Well after weeks of practicing my son got his first deer. Can't be prouder of him!!!

Caldwell Deadshot Field Pod was well worth it!


----------



## fishdealer04 (Aug 27, 2006)

Congrats son and dad! My daughter keeps thinking about hunting and I hope she decides to and fingers crossed will have the same big smile on her face as your son does!


----------



## talltim (Jul 25, 2008)

Great job, congrats to you both


----------



## Yakeyes (Jan 1, 2015)

Congrats to you and your boy!! I can't wait till I can get my boy out with me!!!


----------



## DLarrick (May 31, 2011)

congrats man, that is awesome and the smile says it all. something the both of you will never forget.


----------



## Scum_Frog (Apr 3, 2009)

Dude that is AWESOME!!!! Such a feeling words cant even describe and you don't know what your missing til you have your own kids to experience it with! Proud dad and hats off too you for raising your son right!


----------



## lonewolf (Mar 4, 2010)

Congratulations to both!!! That is definitely the face of a boy hooked on the outdoors


----------



## r9ptbuck (Sep 22, 2006)

Thanks guys!!! I definitely will never forget that hunt!!!

That's what it's all about!


----------



## Snook (Aug 19, 2008)

WTG! No better feeling! That Field Pod is awesome in a blind or in the open!


----------



## ezbite (May 25, 2006)

sweet, but did he gut it??


----------



## r9ptbuck (Sep 22, 2006)

ezbite said:


> sweet, but did he gut it??





ezbite said:


> sweet, but did he gut it??


No I gutted it because it was 74 degrees and wanted to get her iced down as soon as possible.

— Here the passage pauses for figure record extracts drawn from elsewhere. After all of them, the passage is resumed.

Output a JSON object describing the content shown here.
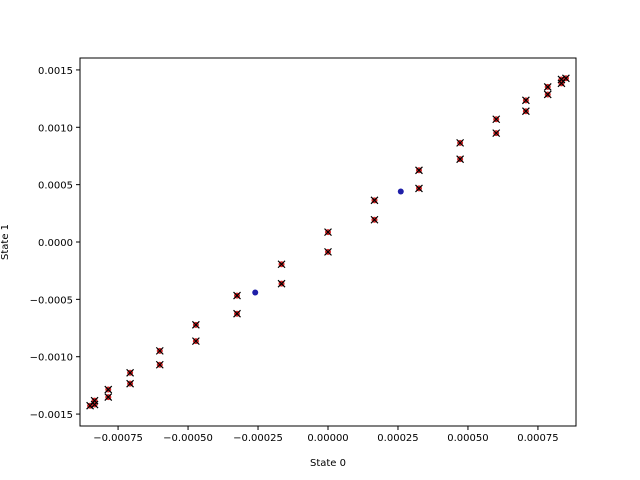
{
  "chart_data": {
    "type": "scatter",
    "xlabel": "State 0",
    "ylabel": "State 1",
    "xlim": [
      -0.000886,
      0.000886
    ],
    "ylim": [
      -0.001604,
      0.001604
    ],
    "xticks": [
      {
        "value": -0.00075,
        "label": "−0.00075"
      },
      {
        "value": -0.0005,
        "label": "−0.00050"
      },
      {
        "value": -0.00025,
        "label": "−0.00025"
      },
      {
        "value": 0,
        "label": "0.00000"
      },
      {
        "value": 0.00025,
        "label": "0.00025"
      },
      {
        "value": 0.0005,
        "label": "0.00050"
      },
      {
        "value": 0.00075,
        "label": "0.00075"
      }
    ],
    "yticks": [
      {
        "value": -0.0015,
        "label": "−0.0015"
      },
      {
        "value": -0.001,
        "label": "−0.0010"
      },
      {
        "value": -0.0005,
        "label": "−0.0005"
      },
      {
        "value": 0,
        "label": "0.0000"
      },
      {
        "value": 0.0005,
        "label": "0.0005"
      },
      {
        "value": 0.001,
        "label": "0.0010"
      },
      {
        "value": 0.0015,
        "label": "0.0015"
      }
    ],
    "series": [
      {
        "marker": "o",
        "color": "#d62728",
        "x": [
          0.00085,
          0.000834,
          0.000785,
          0.000707,
          0.000601,
          0.000472,
          0.000325,
          0.000166,
          0,
          -0.000166,
          -0.000325,
          -0.000472,
          -0.000601,
          -0.000707,
          -0.000785,
          -0.000834,
          -0.00085,
          -0.000834,
          -0.000785,
          -0.000707,
          -0.000601,
          -0.000472,
          -0.000325,
          -0.000166,
          0,
          0.000166,
          0.000325,
          0.000472,
          0.000601,
          0.000707,
          0.000785,
          0.000834
        ],
        "values": [
          0.001427,
          0.001383,
          0.001286,
          0.00114,
          0.000949,
          0.000722,
          0.000467,
          0.000194,
          -8.6e-05,
          -0.000363,
          -0.000625,
          -0.000864,
          -0.00107,
          -0.001235,
          -0.001352,
          -0.001417,
          -0.001427,
          -0.001383,
          -0.001286,
          -0.00114,
          -0.000949,
          -0.000722,
          -0.000467,
          -0.000194,
          8.6e-05,
          0.000363,
          0.000625,
          0.000864,
          0.00107,
          0.001235,
          0.001352,
          0.001417
        ]
      },
      {
        "marker": "x",
        "color": "#000000",
        "x": [
          0.00085,
          0.000834,
          0.000785,
          0.000707,
          0.000601,
          0.000472,
          0.000325,
          0.000166,
          0,
          -0.000166,
          -0.000325,
          -0.000472,
          -0.000601,
          -0.000707,
          -0.000785,
          -0.000834,
          -0.00085,
          -0.000834,
          -0.000785,
          -0.000707,
          -0.000601,
          -0.000472,
          -0.000325,
          -0.000166,
          0,
          0.000166,
          0.000325,
          0.000472,
          0.000601,
          0.000707,
          0.000785,
          0.000834
        ],
        "values": [
          0.001427,
          0.001383,
          0.001286,
          0.00114,
          0.000949,
          0.000722,
          0.000467,
          0.000194,
          -8.6e-05,
          -0.000363,
          -0.000625,
          -0.000864,
          -0.00107,
          -0.001235,
          -0.001352,
          -0.001417,
          -0.001427,
          -0.001383,
          -0.001286,
          -0.00114,
          -0.000949,
          -0.000722,
          -0.000467,
          -0.000194,
          8.6e-05,
          0.000363,
          0.000625,
          0.000864,
          0.00107,
          0.001235,
          0.001352,
          0.001417
        ]
      },
      {
        "marker": "o",
        "color": "#1f1fa8",
        "x": [
          0.00026,
          -0.00026
        ],
        "values": [
          0.00044,
          -0.00044
        ]
      }
    ]
  }
}
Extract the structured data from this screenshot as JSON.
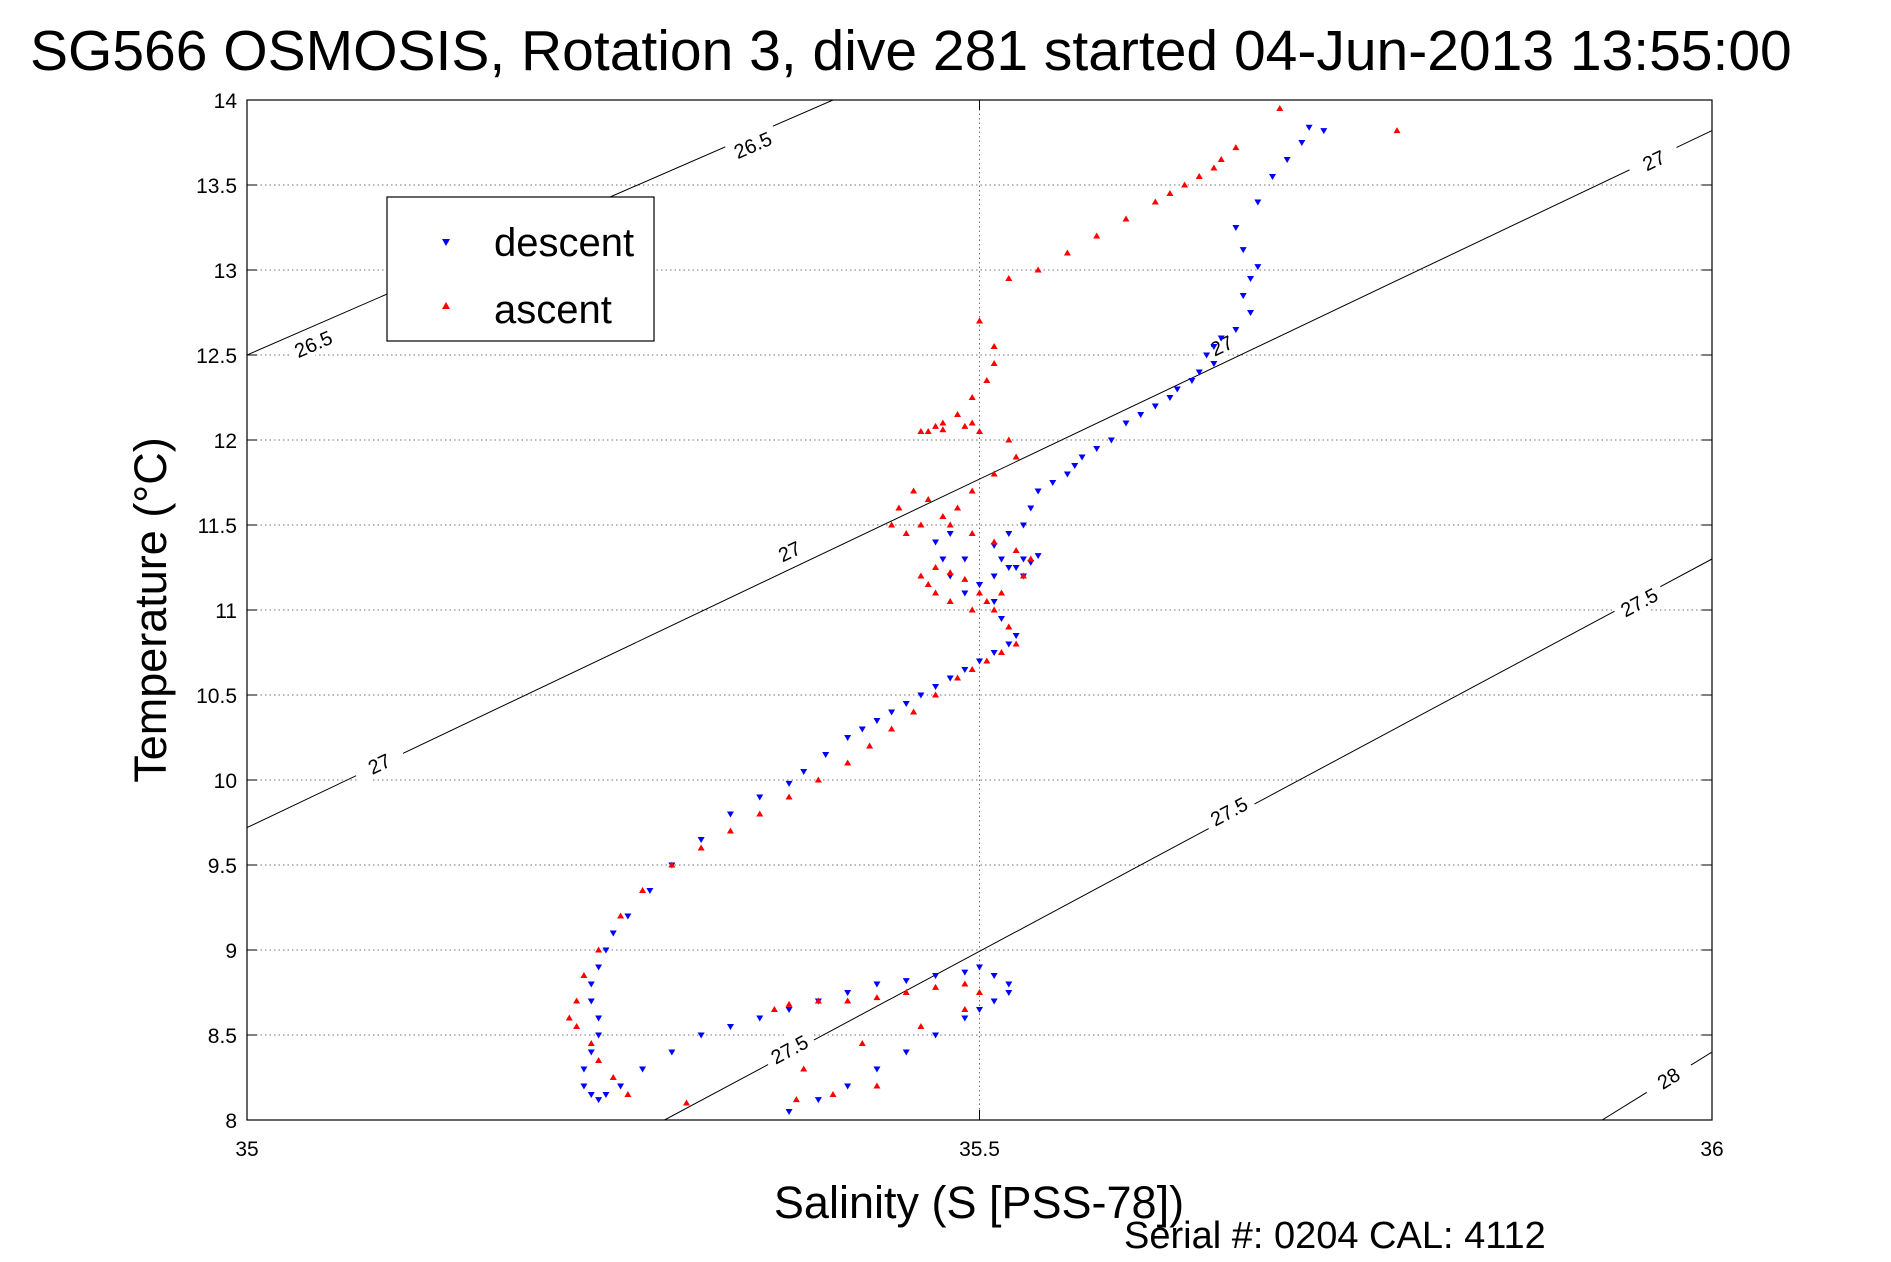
{
  "chart_data": {
    "type": "scatter",
    "title": "SG566 OSMOSIS, Rotation 3, dive 281 started 04-Jun-2013 13:55:00",
    "xlabel": "Salinity (S [PSS-78])",
    "ylabel": "Temperature (°C)",
    "xlim": [
      35,
      36
    ],
    "ylim": [
      8,
      14
    ],
    "xticks": [
      "35",
      "35.5",
      "36"
    ],
    "yticks": [
      "8",
      "8.5",
      "9",
      "9.5",
      "10",
      "10.5",
      "11",
      "11.5",
      "12",
      "12.5",
      "13",
      "13.5",
      "14"
    ],
    "grid": true,
    "legend_position": "upper-left",
    "footer": "Serial #: 0204  CAL: 4112",
    "isopycnals": [
      {
        "label": "26.5",
        "points": [
          [
            35.0,
            12.5
          ],
          [
            35.4,
            14.0
          ]
        ],
        "label_points": [
          [
            35.045,
            12.57
          ],
          [
            35.345,
            13.74
          ]
        ]
      },
      {
        "label": "27",
        "points": [
          [
            35.0,
            9.72
          ],
          [
            36.0,
            13.82
          ]
        ],
        "label_points": [
          [
            35.09,
            10.1
          ],
          [
            35.37,
            11.35
          ],
          [
            35.665,
            12.56
          ],
          [
            35.96,
            13.65
          ]
        ]
      },
      {
        "label": "27.5",
        "points": [
          [
            35.285,
            8.0
          ],
          [
            36.0,
            11.3
          ]
        ],
        "label_points": [
          [
            35.37,
            8.42
          ],
          [
            35.67,
            9.82
          ],
          [
            35.95,
            11.05
          ]
        ]
      },
      {
        "label": "28",
        "points": [
          [
            35.925,
            8.0
          ],
          [
            36.0,
            8.4
          ]
        ],
        "label_points": [
          [
            35.97,
            8.25
          ]
        ]
      }
    ],
    "series": [
      {
        "name": "descent",
        "color": "#0000ff",
        "marker": "triangle-down",
        "x": [
          35.735,
          35.725,
          35.72,
          35.71,
          35.7,
          35.69,
          35.675,
          35.68,
          35.69,
          35.685,
          35.68,
          35.685,
          35.675,
          35.665,
          35.66,
          35.655,
          35.66,
          35.65,
          35.645,
          35.635,
          35.63,
          35.62,
          35.61,
          35.6,
          35.59,
          35.58,
          35.57,
          35.565,
          35.56,
          35.55,
          35.54,
          35.535,
          35.53,
          35.52,
          35.51,
          35.515,
          35.525,
          35.53,
          35.535,
          35.54,
          35.53,
          35.52,
          35.51,
          35.5,
          35.49,
          35.48,
          35.475,
          35.47,
          35.48,
          35.49,
          35.5,
          35.51,
          35.515,
          35.525,
          35.52,
          35.51,
          35.5,
          35.49,
          35.48,
          35.47,
          35.46,
          35.45,
          35.44,
          35.43,
          35.42,
          35.41,
          35.395,
          35.38,
          35.37,
          35.35,
          35.33,
          35.31,
          35.29,
          35.275,
          35.26,
          35.25,
          35.245,
          35.24,
          35.235,
          35.235,
          35.24,
          35.24,
          35.235,
          35.23,
          35.23,
          35.235,
          35.24,
          35.245,
          35.255,
          35.27,
          35.29,
          35.31,
          35.33,
          35.35,
          35.37,
          35.39,
          35.41,
          35.43,
          35.45,
          35.47,
          35.49,
          35.5,
          35.51,
          35.52,
          35.52,
          35.51,
          35.5,
          35.49,
          35.47,
          35.45,
          35.43,
          35.41,
          35.39,
          35.37
        ],
        "y": [
          13.82,
          13.84,
          13.75,
          13.65,
          13.55,
          13.4,
          13.25,
          13.12,
          13.02,
          12.95,
          12.85,
          12.75,
          12.65,
          12.6,
          12.55,
          12.5,
          12.45,
          12.4,
          12.35,
          12.3,
          12.25,
          12.2,
          12.15,
          12.1,
          12.0,
          11.95,
          11.9,
          11.85,
          11.8,
          11.75,
          11.7,
          11.6,
          11.5,
          11.45,
          11.38,
          11.3,
          11.25,
          11.2,
          11.28,
          11.32,
          11.3,
          11.25,
          11.2,
          11.15,
          11.1,
          11.2,
          11.3,
          11.4,
          11.45,
          11.3,
          11.15,
          11.05,
          10.95,
          10.85,
          10.8,
          10.75,
          10.7,
          10.65,
          10.6,
          10.55,
          10.5,
          10.45,
          10.4,
          10.35,
          10.3,
          10.25,
          10.15,
          10.05,
          9.98,
          9.9,
          9.8,
          9.65,
          9.5,
          9.35,
          9.2,
          9.1,
          9.0,
          8.9,
          8.8,
          8.7,
          8.6,
          8.5,
          8.4,
          8.3,
          8.2,
          8.15,
          8.12,
          8.15,
          8.2,
          8.3,
          8.4,
          8.5,
          8.55,
          8.6,
          8.65,
          8.7,
          8.75,
          8.8,
          8.82,
          8.85,
          8.87,
          8.9,
          8.85,
          8.8,
          8.75,
          8.7,
          8.65,
          8.6,
          8.5,
          8.4,
          8.3,
          8.2,
          8.12,
          8.05
        ]
      },
      {
        "name": "ascent",
        "color": "#ff0000",
        "marker": "triangle-up",
        "x": [
          35.785,
          35.705,
          35.675,
          35.665,
          35.66,
          35.65,
          35.64,
          35.63,
          35.62,
          35.6,
          35.58,
          35.56,
          35.54,
          35.52,
          35.5,
          35.51,
          35.51,
          35.505,
          35.495,
          35.485,
          35.475,
          35.47,
          35.465,
          35.46,
          35.475,
          35.49,
          35.495,
          35.5,
          35.52,
          35.525,
          35.51,
          35.495,
          35.485,
          35.475,
          35.46,
          35.45,
          35.44,
          35.445,
          35.455,
          35.465,
          35.48,
          35.495,
          35.51,
          35.525,
          35.535,
          35.53,
          35.515,
          35.505,
          35.495,
          35.48,
          35.47,
          35.465,
          35.46,
          35.47,
          35.48,
          35.49,
          35.5,
          35.51,
          35.52,
          35.525,
          35.515,
          35.505,
          35.495,
          35.485,
          35.47,
          35.455,
          35.44,
          35.425,
          35.41,
          35.39,
          35.37,
          35.35,
          35.33,
          35.31,
          35.29,
          35.27,
          35.255,
          35.24,
          35.23,
          35.225,
          35.22,
          35.225,
          35.235,
          35.24,
          35.25,
          35.26,
          35.3,
          35.38,
          35.42,
          35.46,
          35.49,
          35.5,
          35.49,
          35.47,
          35.45,
          35.43,
          35.41,
          35.39,
          35.37,
          35.36,
          35.375,
          35.4,
          35.43
        ],
        "y": [
          13.82,
          13.95,
          13.72,
          13.65,
          13.6,
          13.55,
          13.5,
          13.45,
          13.4,
          13.3,
          13.2,
          13.1,
          13.0,
          12.95,
          12.7,
          12.55,
          12.45,
          12.35,
          12.25,
          12.15,
          12.1,
          12.08,
          12.05,
          12.05,
          12.06,
          12.08,
          12.1,
          12.05,
          12.0,
          11.9,
          11.8,
          11.7,
          11.6,
          11.55,
          11.5,
          11.45,
          11.5,
          11.6,
          11.7,
          11.65,
          11.5,
          11.45,
          11.4,
          11.35,
          11.3,
          11.2,
          11.1,
          11.05,
          11.0,
          11.05,
          11.1,
          11.15,
          11.2,
          11.25,
          11.22,
          11.18,
          11.1,
          11.0,
          10.9,
          10.8,
          10.75,
          10.7,
          10.65,
          10.6,
          10.5,
          10.4,
          10.3,
          10.2,
          10.1,
          10.0,
          9.9,
          9.8,
          9.7,
          9.6,
          9.5,
          9.35,
          9.2,
          9.0,
          8.85,
          8.7,
          8.6,
          8.55,
          8.45,
          8.35,
          8.25,
          8.15,
          8.1,
          8.3,
          8.45,
          8.55,
          8.65,
          8.75,
          8.8,
          8.78,
          8.75,
          8.72,
          8.7,
          8.7,
          8.68,
          8.65,
          8.12,
          8.15,
          8.2
        ]
      }
    ]
  }
}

But the next one he will be helping!


----------



## fastwater (Apr 1, 2014)

Congrats to dad and young warrior. 
Will be some fine eating. Enjoy!


----------



## idontknow316 (Mar 21, 2008)

Awesome! My boy got his first last season, I remember how pumped I was lol. Nice job and kudos to you for taking him.


----------



## Chillaxin1 (Jul 5, 2013)

That's awesome. Congrats to both of you!


----------



## Guest (Oct 10, 2015)

Awesome! Love the pic...always good to see a happy young hunter!


----------



## Bluefinn (Jan 26, 2007)

Great hunt! Life don't get no better than that!


----------



## Wildlife (Dec 12, 2010)

Awesome! Thank you for continuing the the "American Tradition" ! I'm sure your son will never forget it! Even decades down the road. Congratulations to your son on a wonderful harvest! Truly a proud moment captured!


----------